Our study also highlights some limitations regarding the evaluation of cerebrovascular segmentation which are important to emphasize. First, the lack of large annotated public datasets restricts the impact of drawing generalizable conclusions with statistical significance. This is particularly noticeable with the IXI dataset. Second, vascular segmentations are very difficult to evaluate quantitatively. Classic overlap-based metrics are indeed not well suited for this evaluation, since an offset error of only a few voxels may cause a mismatch between the segmentation and the manual annotation and then lead to a drop in the metrics. By contrast, distance based metrics or specific metrics like clDice [10] are less sensitive to such kinds of errors, and can then complement the usual overlap based metrics. Nonetheless, these metrics also fail in assessing the correct topology of the segmentations.

The Betti numbers characterize the topology of an object. However this evaluation is independent of the manual annotation. Two segmentations may have the same Betti numbers (i.e. a similar topology), but exhibit very different geometries. Moreover, the annotations were built without particular considerations regarding the topology of the segmentation. This is why these references are most often topologically imperfect and present large Betti numbers [36]. Thus although it is common to compute the difference between Betti numbers of the segmentation and the manual annotation, this is not always relevant since the underlying assumption is that the topology of the manual annotation is correct.

6 Conclusion

In this article, it was proposed to use a U-Net to learn the skeletonization operation required to compute the clDice. This method provides a good trade-off between the required topological correctness of the skeletons and the computation time. A cascaded multitask U-Net was then proposed to learn vascular segmentation with topological guidance modeled via the clDice loss. This cascaded multitask U-Net jointly learns vessel segmentation and skeletonization and can then benefit from the inductive bias induced by the skeletonization task.

The proposed approach was compared to state-of-the-art methods for vascular segmentation applied to cerebrovascular structures on two publicly available TOF-MRA datasets. Specifically, two topological losses for vascular segmentation were compared: TsLoss from La Barbera et al. [13] and clDice from Shit et al. [10] with several skeletonization algorithms. All these approaches were reimplemented in a common PyTorch framework, which is publicly available, to promote further developments of new topology-aware methods for cerebrovascular segmentation.

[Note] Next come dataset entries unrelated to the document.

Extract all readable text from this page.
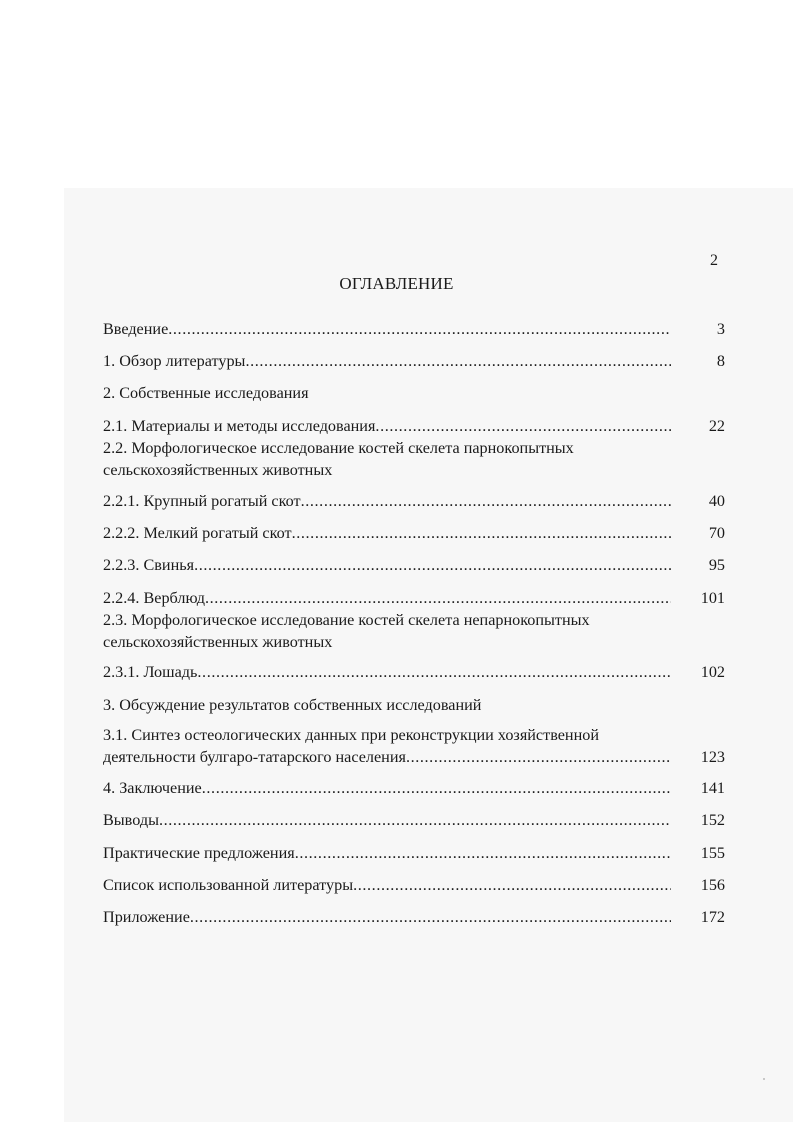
2
ОГЛАВЛЕНИЕ
Введение .....	3
1. Обзор литературы .....	8
2. Собственные исследования
2.1. Материалы и методы исследования .....	22
2.2. Морфологическое исследование костей скелета парнокопытных
сельскохозяйственных животных
2.2.1. Крупный рогатый скот .....	40
2.2.2. Мелкий рогатый скот .....	70
2.2.3. Свинья .....	95
2.2.4. Верблюд .....	101
2.3. Морфологическое исследование костей скелета непарнокопытных
сельскохозяйственных животных
2.3.1. Лошадь .....	102
3. Обсуждение результатов собственных исследований
3.1. Синтез остеологических данных при реконструкции хозяйственной
деятельности булгаро-татарского населения .....	123
4. Заключение .....	141
Выводы .....	152
Практические предложения .....	155
Список использованной литературы .....	156
Приложение .....	172
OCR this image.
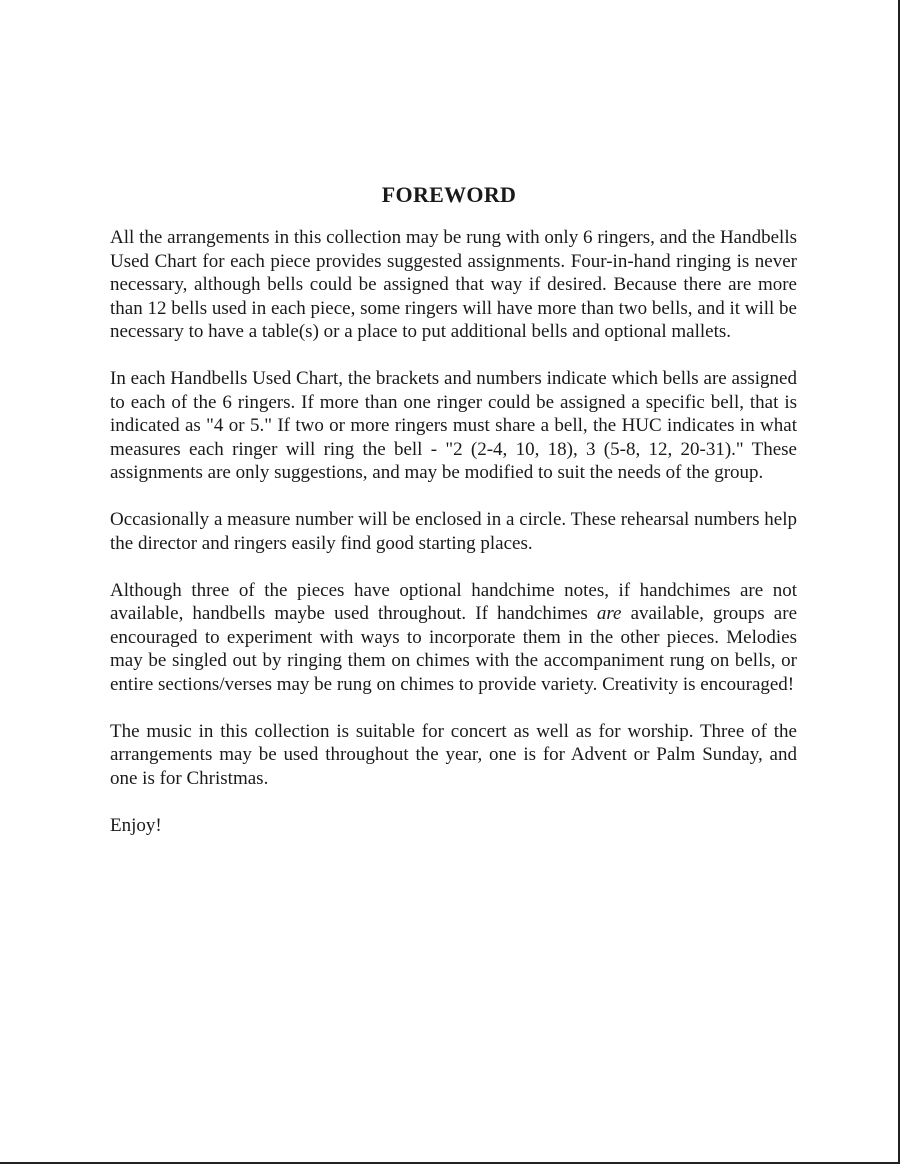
FOREWORD

All the arrangements in this collection may be rung with only 6 ringers, and the Handbells Used Chart for each piece provides suggested assignments. Four-in-hand ringing is never necessary, although bells could be assigned that way if desired. Because there are more than 12 bells used in each piece, some ringers will have more than two bells, and it will be necessary to have a table(s) or a place to put additional bells and optional mallets.

In each Handbells Used Chart, the brackets and numbers indicate which bells are assigned to each of the 6 ringers. If more than one ringer could be assigned a specific bell, that is indicated as "4 or 5." If two or more ringers must share a bell, the HUC indicates in what measures each ringer will ring the bell - "2 (2-4, 10, 18), 3 (5-8, 12, 20-31)." These assignments are only suggestions, and may be modified to suit the needs of the group.

Occasionally a measure number will be enclosed in a circle. These rehearsal numbers help the director and ringers easily find good starting places.

Although three of the pieces have optional handchime notes, if handchimes are not available, handbells maybe used throughout. If handchimes are available, groups are encouraged to experiment with ways to incorporate them in the other pieces. Melodies may be singled out by ringing them on chimes with the accompaniment rung on bells, or entire sections/verses may be rung on chimes to provide variety. Creativity is encouraged!

The music in this collection is suitable for concert as well as for worship. Three of the arrangements may be used throughout the year, one is for Advent or Palm Sunday, and one is for Christmas.

Enjoy!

In this study, it has been demonstrated that the clDice loss improves the topological correctness of cerebrovascular segmentation from MRA images. Moreover, the proposed method has been shown to improve the topological correctness of vascular segmentation with a lower training time.

There are opportunities for further enhancement of the proposed method. Investigating dedicated skeletonization network architectures or improving the information sharing between the segmentation and skeletonization tasks are potential avenues for refining the proposed approach. Additionally, it would be valuable to compare the methods on datasets of patients with cardiovascular pathologies to evaluate the robustness and generalizability of the proposed approach. These aspects will be the focus of future research efforts.

Acknowledgments

This work was granted access to the HPC resources of IDRIS under the allocation 2022-AD011013610 made by GENCI. We would like to thank Maria A. Zuluaga and Francesco Galati for graciously providing the IXI annotations.

Declaration of generative AI and AI-assisted technologies in the writing process

During the preparation of this work, the authors used ChatGPT in order to propose reformulation of some phrases. After using this tool/service, the authors reviewed and edited the content as needed and take full responsibility for the content of the publication.